The purpose of this Commission is to collectively address the larger issue of protecting national security and digital security, without letting encrypted communications become a safe haven for terrorists.
This Commission brings together the most capable experts and stakeholders from law enforcement, the technology industry, the intelligence community, and privacy and civil liberties communities to discuss the challenges and advise policy makers on this complex issue. The Commission will provide recommendations on the best path forward for the security of our nation and the public safety of Americans.
Over the past year, the Homeland Security Committee has met with more than 70 stakeholders to closely examine how to protect digital and national security, while at the same time not allow open, and undetected encrypted pathways for terrorists to plot and carry out devastating attacks.
Chairman Michael McCaul: “The challenge of protecting national security and digital security simultaneously is complex. The ongoing Apple vs. FBI dispute is only a symptom of a much larger problem. But we are almost certain to see this scenario repeated unless the larger issue is addressed. Law enforcement clearly needs the ability to gain lawful access to information that can stop future attacks. I am proud to partner with Senator Warner on this initiative and I urge our colleagues in both chambers to quickly establish this Commission so we may effectively address this challenge for law enforcement now and in the future.”

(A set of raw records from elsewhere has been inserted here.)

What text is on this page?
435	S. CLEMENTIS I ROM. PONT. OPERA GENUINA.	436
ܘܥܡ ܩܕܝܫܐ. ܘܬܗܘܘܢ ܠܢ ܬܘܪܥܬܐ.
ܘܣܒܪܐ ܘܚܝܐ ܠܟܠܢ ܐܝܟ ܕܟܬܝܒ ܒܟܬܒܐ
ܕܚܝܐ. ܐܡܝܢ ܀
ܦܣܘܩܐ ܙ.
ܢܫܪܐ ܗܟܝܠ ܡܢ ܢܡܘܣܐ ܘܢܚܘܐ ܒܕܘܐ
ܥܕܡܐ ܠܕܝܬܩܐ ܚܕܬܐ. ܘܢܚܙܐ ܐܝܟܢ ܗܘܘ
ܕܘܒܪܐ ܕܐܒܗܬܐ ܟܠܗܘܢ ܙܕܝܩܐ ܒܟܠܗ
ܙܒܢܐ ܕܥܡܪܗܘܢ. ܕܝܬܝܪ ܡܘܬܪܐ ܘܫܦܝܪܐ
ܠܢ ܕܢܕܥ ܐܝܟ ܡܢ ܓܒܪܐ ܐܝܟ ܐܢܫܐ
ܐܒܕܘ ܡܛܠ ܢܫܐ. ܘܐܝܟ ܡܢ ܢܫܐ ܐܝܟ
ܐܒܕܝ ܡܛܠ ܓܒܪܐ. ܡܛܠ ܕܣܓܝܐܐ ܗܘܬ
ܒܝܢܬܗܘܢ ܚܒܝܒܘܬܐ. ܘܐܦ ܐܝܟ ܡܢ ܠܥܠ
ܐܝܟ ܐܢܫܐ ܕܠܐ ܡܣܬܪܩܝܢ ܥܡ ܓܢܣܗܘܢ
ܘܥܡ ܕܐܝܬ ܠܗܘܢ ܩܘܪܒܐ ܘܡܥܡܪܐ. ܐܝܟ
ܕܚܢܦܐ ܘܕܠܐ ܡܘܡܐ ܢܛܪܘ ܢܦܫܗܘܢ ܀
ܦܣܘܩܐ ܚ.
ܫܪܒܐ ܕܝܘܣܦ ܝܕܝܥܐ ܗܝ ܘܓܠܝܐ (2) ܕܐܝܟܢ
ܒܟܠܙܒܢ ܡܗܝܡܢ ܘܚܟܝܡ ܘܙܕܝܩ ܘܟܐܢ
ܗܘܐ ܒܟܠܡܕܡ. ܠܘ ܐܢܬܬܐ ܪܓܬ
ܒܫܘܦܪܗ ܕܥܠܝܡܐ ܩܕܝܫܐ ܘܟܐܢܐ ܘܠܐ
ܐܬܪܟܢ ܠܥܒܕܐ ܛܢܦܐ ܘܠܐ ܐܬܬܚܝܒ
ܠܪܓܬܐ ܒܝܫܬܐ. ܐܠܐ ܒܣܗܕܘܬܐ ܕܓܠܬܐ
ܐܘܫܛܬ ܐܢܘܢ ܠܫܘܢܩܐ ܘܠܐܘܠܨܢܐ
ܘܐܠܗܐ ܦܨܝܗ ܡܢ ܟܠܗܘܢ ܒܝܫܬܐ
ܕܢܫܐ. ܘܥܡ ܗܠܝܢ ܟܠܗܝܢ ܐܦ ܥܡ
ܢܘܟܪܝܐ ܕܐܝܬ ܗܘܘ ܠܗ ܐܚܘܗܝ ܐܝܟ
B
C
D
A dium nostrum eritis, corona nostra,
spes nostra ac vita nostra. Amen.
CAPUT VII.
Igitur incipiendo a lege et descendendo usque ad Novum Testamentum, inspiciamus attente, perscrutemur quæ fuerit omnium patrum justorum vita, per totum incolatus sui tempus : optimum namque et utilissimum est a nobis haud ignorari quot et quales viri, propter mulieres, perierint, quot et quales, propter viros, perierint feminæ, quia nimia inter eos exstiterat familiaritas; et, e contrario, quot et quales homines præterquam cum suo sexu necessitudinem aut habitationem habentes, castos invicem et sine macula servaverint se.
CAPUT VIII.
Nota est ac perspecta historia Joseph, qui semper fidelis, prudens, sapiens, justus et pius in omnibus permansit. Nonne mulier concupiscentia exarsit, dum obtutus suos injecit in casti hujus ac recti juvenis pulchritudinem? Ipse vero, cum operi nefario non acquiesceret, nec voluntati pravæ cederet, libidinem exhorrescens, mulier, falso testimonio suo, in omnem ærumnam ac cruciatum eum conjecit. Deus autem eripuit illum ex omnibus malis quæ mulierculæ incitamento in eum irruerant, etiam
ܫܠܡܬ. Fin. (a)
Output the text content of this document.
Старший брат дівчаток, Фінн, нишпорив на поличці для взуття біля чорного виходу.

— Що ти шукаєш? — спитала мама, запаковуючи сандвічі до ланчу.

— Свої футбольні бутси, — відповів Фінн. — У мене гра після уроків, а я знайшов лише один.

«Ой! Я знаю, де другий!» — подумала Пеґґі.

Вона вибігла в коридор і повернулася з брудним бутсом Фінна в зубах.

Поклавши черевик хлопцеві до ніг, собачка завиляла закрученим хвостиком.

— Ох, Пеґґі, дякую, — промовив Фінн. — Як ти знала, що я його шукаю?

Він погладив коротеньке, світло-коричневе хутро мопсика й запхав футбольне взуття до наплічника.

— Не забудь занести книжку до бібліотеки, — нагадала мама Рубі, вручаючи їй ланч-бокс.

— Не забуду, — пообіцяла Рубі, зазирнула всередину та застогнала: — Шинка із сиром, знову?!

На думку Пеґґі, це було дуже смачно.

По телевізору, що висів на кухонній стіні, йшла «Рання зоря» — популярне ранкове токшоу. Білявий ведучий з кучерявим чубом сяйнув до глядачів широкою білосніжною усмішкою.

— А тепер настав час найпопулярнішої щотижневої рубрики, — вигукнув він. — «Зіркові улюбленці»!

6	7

Senator Mark Warner: “As someone who spent nearly two decades in the tech industry, I recognize that there are no easy or simple solutions to the challenges posed by the growing use of secure technologies. The same tools that allow terrorists and criminals to evade detection by American intelligence and law enforcement are also used each day by Americans who rely upon secure technologies to safely shop online, communicate with friends and family, and run their businesses.”
Warner continued: “I believe that we can strike an appropriate balance that protects Americans' privacy, American security, and American competitiveness, but we won't achieve that while all sides continue to talk past each other. What we don’t want is a solution that could simply drive terrorists to use software and hardware based overseas, pushing their communications even farther out of reach for American law enforcement and intelligence. Chairman McCaul has been a solid partner in this initiative, and I appreciate the support for this proposal from colleagues in both parties and on both sides of Capitol Hill.”
The McCaul-Warner Commission on Digital Security was introduced on Monday, February 29, 2016 with the following original cosponsors:
Jim Langevin (D-RI-02); Pat Meehan (R-PA-07); Suzan Delbene (D-WA-01); Mike Bishop (R-MI-08); Ted Lieu (D-CA-33); Will Hurd (R-TX-23); Kathleen Rice (D-NY-04); Blake Farenthold (R-TX-27); Eric Swalwell (D-CA-15); Dan Donovan (R-NY-11); Jerry McNerney (D-CA-09); Barbara Comstock (R-VA-10); Mimi Walters (R-CA-45); Ryan Costello (R-PA-06); Dave Reichert (R-WA-08).
The McCaul-Warner Commission on Digital Security has been endorsed by major media outlets such as The Wall Street Journal and Washington Post, tech companies and trade association, and privacy advocates.